The D.C. Council’s committee on school safety and truancy found in a report released Thursday that domestic problems and safety concerns both during commutes and at school cause truancy. The closing of some area schools has led to longer, more complicated commutes for the 20,000 who use Metro to get to school, Metro Transit Police Chief Michael Taborn said. Students now cross paths with rivals, leading to theft, violence and hostility, so they often choose to skip school rather than deal with the unsafe daily transit.

Schools have staggered their start and end times to combat the problem, but students continue to have problems in commuting safely, if they are able to afford to the commute at all.

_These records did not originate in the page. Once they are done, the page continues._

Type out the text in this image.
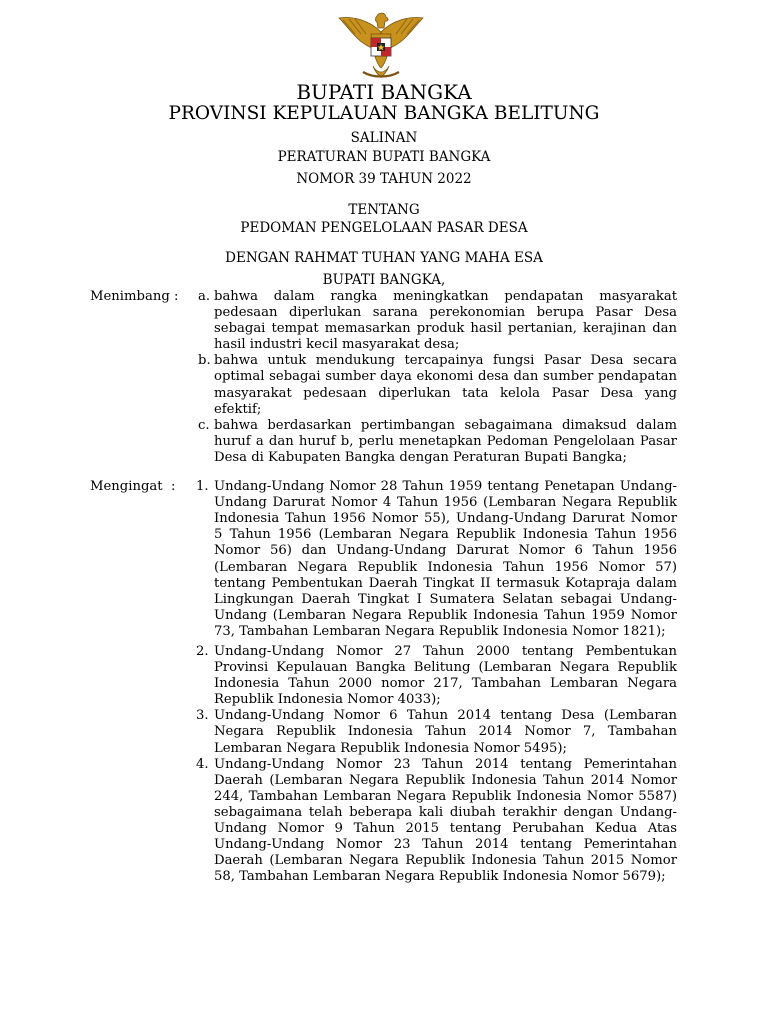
BUPATI BANGKA
PROVINSI KEPULAUAN BANGKA BELITUNG
SALINAN
PERATURAN BUPATI BANGKA
NOMOR 39 TAHUN 2022
TENTANG
PEDOMAN PENGELOLAAN PASAR DESA
DENGAN RAHMAT TUHAN YANG MAHA ESA
BUPATI BANGKA,
Menimbang : a. bahwa dalam rangka meningkatkan pendapatan masyarakat pedesaan diperlukan sarana perekonomian berupa Pasar Desa sebagai tempat memasarkan produk hasil pertanian, kerajinan dan hasil industri kecil masyarakat desa;
b. bahwa untuk mendukung tercapainya fungsi Pasar Desa secara optimal sebagai sumber daya ekonomi desa dan sumber pendapatan masyarakat pedesaan diperlukan tata kelola Pasar Desa yang efektif;
c. bahwa berdasarkan pertimbangan sebagaimana dimaksud dalam huruf a dan huruf b, perlu menetapkan Pedoman Pengelolaan Pasar Desa di Kabupaten Bangka dengan Peraturan Bupati Bangka;
Mengingat  : 1. Undang-Undang Nomor 28 Tahun 1959 tentang Penetapan Undang-Undang Darurat Nomor 4 Tahun 1956 (Lembaran Negara Republik Indonesia Tahun 1956 Nomor 55), Undang-Undang Darurat Nomor 5 Tahun 1956 (Lembaran Negara Republik Indonesia Tahun 1956 Nomor 56) dan Undang-Undang Darurat Nomor 6 Tahun 1956 (Lembaran Negara Republik Indonesia Tahun 1956 Nomor 57) tentang Pembentukan Daerah Tingkat II termasuk Kotapraja dalam Lingkungan Daerah Tingkat I Sumatera Selatan sebagai Undang-Undang (Lembaran Negara Republik Indonesia Tahun 1959 Nomor 73, Tambahan Lembaran Negara Republik Indonesia Nomor 1821);
2. Undang-Undang Nomor 27 Tahun 2000 tentang Pembentukan Provinsi Kepulauan Bangka Belitung (Lembaran Negara Republik Indonesia Tahun 2000 nomor 217, Tambahan Lembaran Negara Republik Indonesia Nomor 4033);
3. Undang-Undang Nomor 6 Tahun 2014 tentang Desa (Lembaran Negara Republik Indonesia Tahun 2014 Nomor 7, Tambahan Lembaran Negara Republik Indonesia Nomor 5495);
4. Undang-Undang Nomor 23 Tahun 2014 tentang Pemerintahan Daerah (Lembaran Negara Republik Indonesia Tahun 2014 Nomor 244, Tambahan Lembaran Negara Republik Indonesia Nomor 5587) sebagaimana telah beberapa kali diubah terakhir dengan Undang-Undang Nomor 9 Tahun 2015 tentang Perubahan Kedua Atas Undang-Undang Nomor 23 Tahun 2014 tentang Pemerintahan Daerah (Lembaran Negara Republik Indonesia Tahun 2015 Nomor 58, Tambahan Lembaran Negara Republik Indonesia Nomor 5679);
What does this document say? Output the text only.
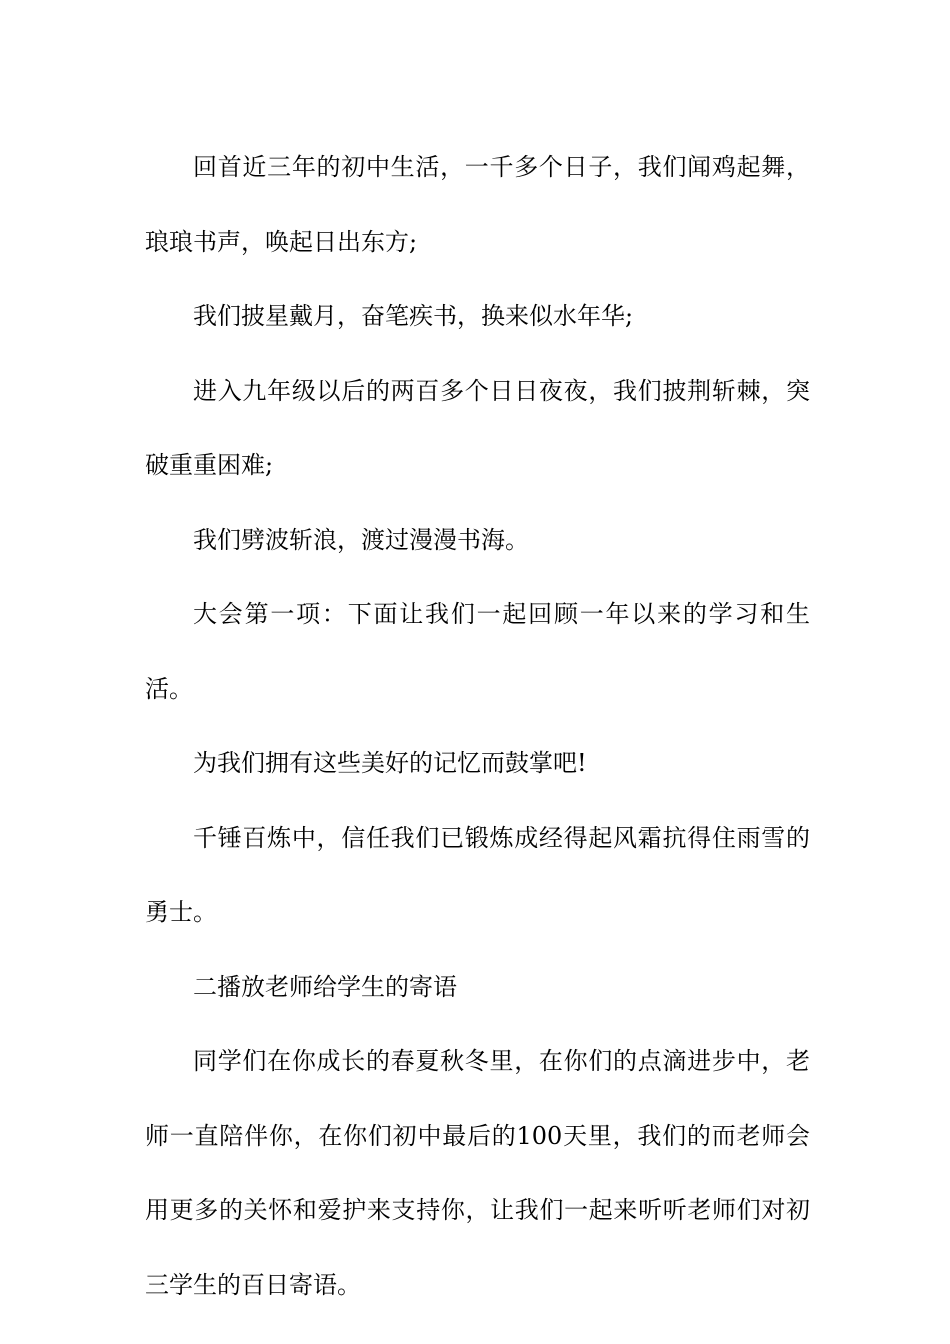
回首近三年的初中生活，一千多个日子，我们闻鸡起舞，琅琅书声，唤起日出东方;

我们披星戴月，奋笔疾书，换来似水年华;

进入九年级以后的两百多个日日夜夜，我们披荆斩棘，突破重重困难;

我们劈波斩浪，渡过漫漫书海。

大会第一项：下面让我们一起回顾一年以来的学习和生活。

为我们拥有这些美好的记忆而鼓掌吧!

千锤百炼中，信任我们已锻炼成经得起风霜抗得住雨雪的勇士。

二播放老师给学生的寄语

同学们在你成长的春夏秋冬里，在你们的点滴进步中，老师一直陪伴你，在你们初中最后的100天里，我们的而老师会用更多的关怀和爱护来支持你，让我们一起来听听老师们对初三学生的百日寄语。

While the city subsidizes most of D.C. students’ rides on Metro, the committee recommended that the city pick up the entire tab

for students below the poverty line — but it is uncertain if the cash-strapped city can afford such a measure.

D.C. Public Schools also is pushing to end the mental health and family abuse problems that cause truancy, but need funds to push forth recommendations.

The city’s Families Together Amendment Act was signed last year but sits stagnant because it can’t get the $750,000 it needs over four years to implement a program to target truancy. If funded, the service would help deal with investigations of domestic abuse.

“This goes straight to the cause of truancy and gives the D.C. government the tools to fix and solve the root cause,” said Judith Sandalow, executive director of the Children’s Law Center, a Washington advocacy organization.

But that is just a drop in the bucket compared with $3 million in proposed cuts to the Department of Mental Health and $2.5 million from the Child and Family Services Agency — funds that are critical to stopping truancy, Sandalow said.

On average, a high school dropout will cost taxpayers in his lifetime $292,000 in lower tax revenues, public assistance benefits, and imposed incarceration costs relative to a high school graduate.

“We need to think about some of the other challenges created by truancy,” said committee Chairman Sekou Biddle, D-at large. “We may already be funding the intervention of truancy problems, so let’s move those funds to address the problem on the front end.”